Rz. 917

Besteht eine Organschaftskette, sind Minder- und Mehrabführungen im Verhältnis der jeweiligen Organgesellschaft zu dem unmittelbar vorgelagerten Organträger zu ermitteln. Innerhalb einer solchen Organschaftskette können Minder- und Mehrabführungen auf jeder Stufe der Organschaftskette entstehen. Sie führen dann bei dem jeweiligen Organträger zur Erhöhung oder Minderung des Beteiligungsansatzes für die jeweilige Organgesellschaft. Beträgt die Beteiligung des jeweiligen Organträgers nicht 100 %, ist trotzdem der gesamte Betrag der Minder- oder Mehrabführung über das Beteiligungskonto zu buchen.[1] Die Minder- und Mehrabführungen bei einem Organträger, der gleichzeitig Organgesellschaft innerhalb der Organschaftskette ist, führt wiederum zu Minder- und Mehrabführungen, sodass auch bei dem übergeordneten Organträger der Beteiligungsansatz an dem zwischengeschalteten Organträger anzupassen ist. Dies gilt im Verhältnis von Muttergesellschaft zu Tochter- und Enkelgesellschaft sowie bei längeren Organschaftsketten.

 
Praxis-Beispiel

Minder- und Mehrabführungen bei Organschaftsketten

Die A-AG ist zu 100 % an der B-GmbH beteiligt, diese zu 100 % an der C-GmbH. Zwischen allen Gesellschaften besteht Organschaft mit Gewinnabführungsvertrag. Die C-GmbH erzielt ein Ergebnis von 100, von dem sie einen Betrag von 30 in eine Rücklage einstellt. Eigene Ergebnisse der A-AG und der B-GmbH bleiben im Folgenden außer Betracht.
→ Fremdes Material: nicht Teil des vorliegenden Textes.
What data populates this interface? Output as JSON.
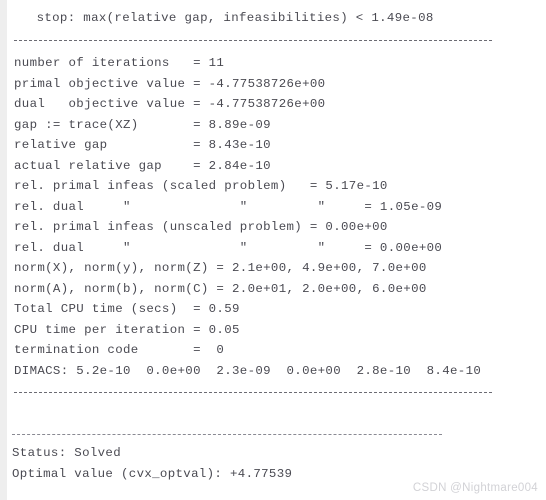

Die B-GmbH erzielt aus der handelsrechtlichen Gewinnabführung einen Handelsbilanz-Ertrag von 70. Ihr wird jedoch steuerlich im Einkommen der Steuerbilanzgewinn der C-GmbH von 100 zugerechnet. Es liegt bei der B-GmbH daher eine Minderabführung von 30 vor, die auf dem Beteiligungskonto zu aktivieren ist. Die Steuerbilanz der B-GmbH weist daher eine Vermögensmehrung von 100 auf (Gewinnabführung 70, Erhöhung des Beteiligungskontos von 30).
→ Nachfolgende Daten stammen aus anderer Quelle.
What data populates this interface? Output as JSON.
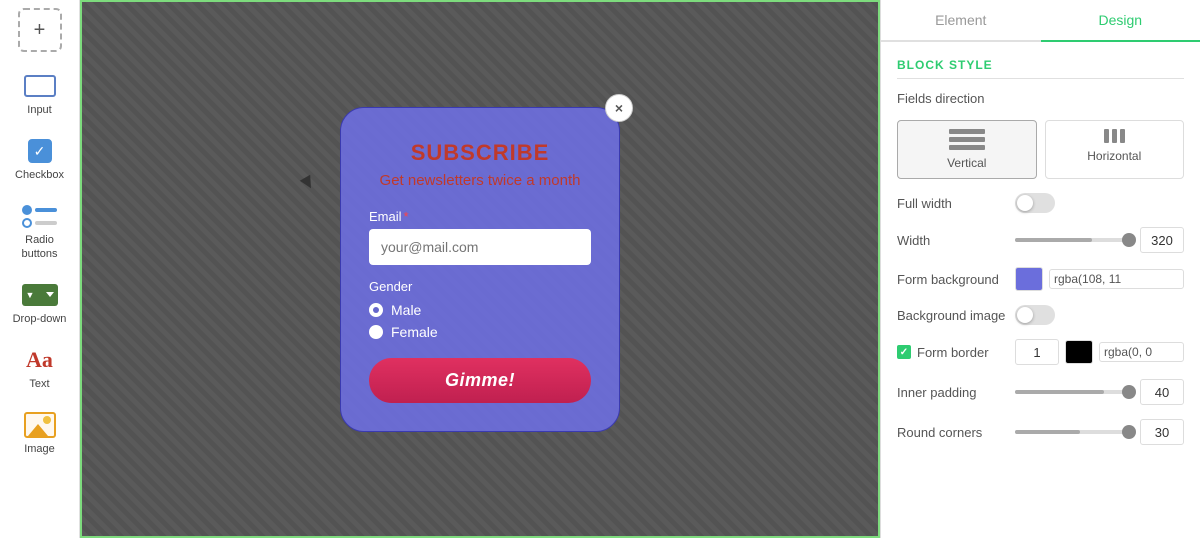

Im Verhältnis zur A-AG erfasst die handelsrechtliche Gewinnabführung nur die handelsrechtliche Vermögensmehrung der B-GmbH von 70 aus der Gewinnabführung von der C-GmbH. Der Steuerbilanzgewinn der B-GmbH beträgt aber 100, der der A-AG im Einkommen zur Versteuerung zugewiesen wird. Es liegt also auch im Verhältnis der B-GmbH zur A-AG eine Minderabführung vor, die bei der A-AG zu einer Aktivierung auf dem Beteiligungskonto der B-GmbH von 30 führt.[2]

 

Rz. 917a

Bei einer Veräußerung von Beteiligungen innerhalb der Organschaftskette von Mutter-, Tochter- und Enkelgesellschaft ist zu unterscheiden, welche Beteiligung veräußert wird. Veräußert die Muttergesellschaft die Beteiligung an der Tochtergesellschaft, während zwischen Tochter- und Enkelgesellschaft das Beteiligungsverhältnis bestehen bleibt, ist das von der Muttergesellschaft erzielte Veräußerungsergebnis unter Ansatz des durch die Minder- und Mehrabführungen veränderten Buchwerts der Beteiligung an der Tochtergesellschaft zu ermitteln. Bei Minderabführungen ist der Buchwert höher, das Veräußerungsergebnis also geringer, bei Mehrabführungen gilt das umgekehrte. Der Ansatz der Beteiligung an der Enkelgesellschaft in der Steuerbilanz der Tochtergesellschaft bleibt unverändert. Wird die Organschaft ohne Veräußerung der Beteiligungen aufgelöst, bleiben die Beteiligungsbuchwerte unverändert. Veräußert die Tochtergesellschaft die Beteiligung an der Enkelgesellschaft, während ihr Organschaftsverhältnis zu der Muttergesellschaft unverändert bleibt, entsteht in dem Verhältnis der Tochtergesellschaft zu der Muttergesellschaft eine Mehrabführung, da der handelsrechtliche Veräußerungsgewinn wegen der früheren Aktivierung der Minderabführung auf dem steuerlichen Beteiligungskonto höher sein wird als der steuerliche Veräußerungsgewinn. Die dadurch entstehende Mehrabführung führt bei der Muttergesellschaft als Einlagenrückgewähr zu einer Minderung des Bilanzansatzes an der Tochtergesellschaft.

 
Praxis-Beispiel

Fortführung des Beispiels aus Rz. 912k

In einem der Folgejahre veräußert die B-GmbH die Beteiligung an der C-GmbH zum Preis von 100. Der Buchwert der Beteiligung in der Handelsbilanz beträgt 70, in der Steuerbilanz 100 (Buchwert der Handelsbilanz plus Aktivierung der früheren Minderabführung von 30).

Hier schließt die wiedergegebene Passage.